Saturday, August 13, 2022

Rent Control

Yesterday, I received a survey from a California university asking my opinions about the rent policy on some apartments I own.  From the obvious slant of the questions being asked, it was rather obvious what conclusions the researchers desired.  Some of the questions were so narrowly worded that no matter how I answered, I was confessing to being Simon Legree, gleefully raising the rent on widows and orphans shortly before I evicted them onto the nearest ice floe.

What I could not say in the survey was that in more than two decades of owning those apartments, I’ve never raised anyone’s rent, opting to impose only such increases after a tenant moves out.  (That policy may have to change, however, if the cost of utilities continues to skyrocket.)

The last section of the survey asked my opinion about rent control.  Since none of the multiple-choice responses was suitable, I’ll answer here.  Rent control not only does not work, it harms the poor by raising the cost of housing…while making such housing scarce.  Additionally, in my humble opinion, it violates the “taking clause” of the Fifth Amendment of the Constitution of the United States.  I’ll address each of those points separately.

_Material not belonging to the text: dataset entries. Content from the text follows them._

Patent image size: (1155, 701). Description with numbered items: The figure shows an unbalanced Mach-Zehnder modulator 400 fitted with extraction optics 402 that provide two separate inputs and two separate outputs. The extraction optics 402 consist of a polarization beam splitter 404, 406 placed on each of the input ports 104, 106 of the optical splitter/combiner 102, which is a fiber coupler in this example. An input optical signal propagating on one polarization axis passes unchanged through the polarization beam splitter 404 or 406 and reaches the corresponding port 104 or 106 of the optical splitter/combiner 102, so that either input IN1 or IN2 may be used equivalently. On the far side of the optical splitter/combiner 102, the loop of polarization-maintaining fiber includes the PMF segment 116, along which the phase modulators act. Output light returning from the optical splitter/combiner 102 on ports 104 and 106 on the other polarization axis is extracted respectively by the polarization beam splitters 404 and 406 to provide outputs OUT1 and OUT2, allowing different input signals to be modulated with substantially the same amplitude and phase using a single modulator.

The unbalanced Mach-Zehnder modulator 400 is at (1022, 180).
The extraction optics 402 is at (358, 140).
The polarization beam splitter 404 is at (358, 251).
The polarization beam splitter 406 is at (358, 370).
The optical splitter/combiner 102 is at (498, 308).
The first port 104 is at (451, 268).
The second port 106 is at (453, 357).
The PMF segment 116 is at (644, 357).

Rent control is just another form of a price control—a universal stupidity where politicians believe they can somehow change reality.  Price controls have been around for more that 4000 years without a single recorded case of success, but politicians still regularly resort to the measure to placate the uneducated.  It is almost impossible to find an economist who supports the idea, but voters seem to like politicians who promise the impossible.

If the government arbitrarily sets a price below the market price, then the producers are left with few options:  they can lower the quality, sell on the black market, or cease production.  When price controls are placed on housing, the common response is for landlords to cut down on maintenance, to change the rental units into salable condominiums, or to shutter the property.  Far worse, cities that implement rent controls have far lower rates of development.  Or to put that more simply:  only an idiot builds apartments in a city where the government controls what you can charge for rent.  If you are going to invest millions of dollars, you are most likely to do it someplace where you can make at least some profit.

If no one is building new units, it won’t take long for a shortage to exist, forcing up the price of those units not on rent control.  The largest cities in the United States with some form of rent control or rent stabilization are New York, NY; Los Angeles, CA; San Francisco, CA; Oakland, CA; and Washington, DC.  This is not surprising when you consider that nine of the ten cities in the United States with the highest rents all have imposed rent control.  Not one of the cities with the lowest rents has any form of rent stabilization or control.  

Even as rent control keeps the price of some apartments down, the demand goes up while the available supply goes down.  You don’t have to have a Nobel Prize in economics to understand that this raises the price on all non-controlled apartments and increases the likelihood of controlled properties being converted to condos.

New York City has had a 41% price hike on a single bedroom unit in the last 12 months, even after the previous mayor made affordable housing his primary goal for eight years.  Despite more than half of the city’s apartments being rent controlled, available apartments for low-income people are scarce, with the average price of a one-bedroom apartment currently topping $3400.   Newspapers routinely report stories of prospective renters paying exorbitant bribes to landlords to secure a vacancy—a textbook definition of a black market. 

Despite the exodus of several hundred thousand New Yorkers, there is an urgent need for an additional half million apartments according to the city.  When asked, the most common reason developers preferred building in New Jersey or Connecticut was New York City’s policy of over regulation.   So far, both the city’s and the state’s response to the problem has been more restrictions on landlords and developers.

If rent control causes a dramatic increase in the cost of housing, it naturally follows that as rents increase, so does homelessness.  Of the top eight cities with the largest number of homeless people, seven impose rent control.  

A recent study by the Brookings Institute recently found that when apartments came off rent control, property values increased by 40%, creating a windfall profit for the city from property taxes.  The study also revealed a hidden problem with rent-controlled properties, that of “mis-matched housing”:  it’s the propensity of recent empty nesters to continue to live in apartments larger than their current needs because their current rent is cheaper than that of a smaller apartment.  Since tenants continued to occupy multi-bedroom apartments past their actual need, it created a shortage of units and raised the price for such units that were not rent controlled.

Lastly, there is a growing push for the Supreme Court to review decisions by lower courts that have upheld the constitutionality of rent control laws.  The “taking clause” of the Fifth Amendment states “Nor shall private property be taken for public use, without just compensation.”  Since property rights include the right to sell your resources, it can be argued that the government cannot restrain your income from that property without compensation.  

This was exactly the argument used by the state legislatures in the thirty-seven states that have banned rent control.  Since such laws benefit only realtors and populist politicians, hopefully the other dozen or so will learn freshman economics.  

1 comment:

  1. Excellent explanation. Sadly the dedicated progressive/Marxist/socialists out there believe government can wave their magic legislation wands and make things all good. News flash: Ain't no such thing as a magic legislation wand that makes things all good.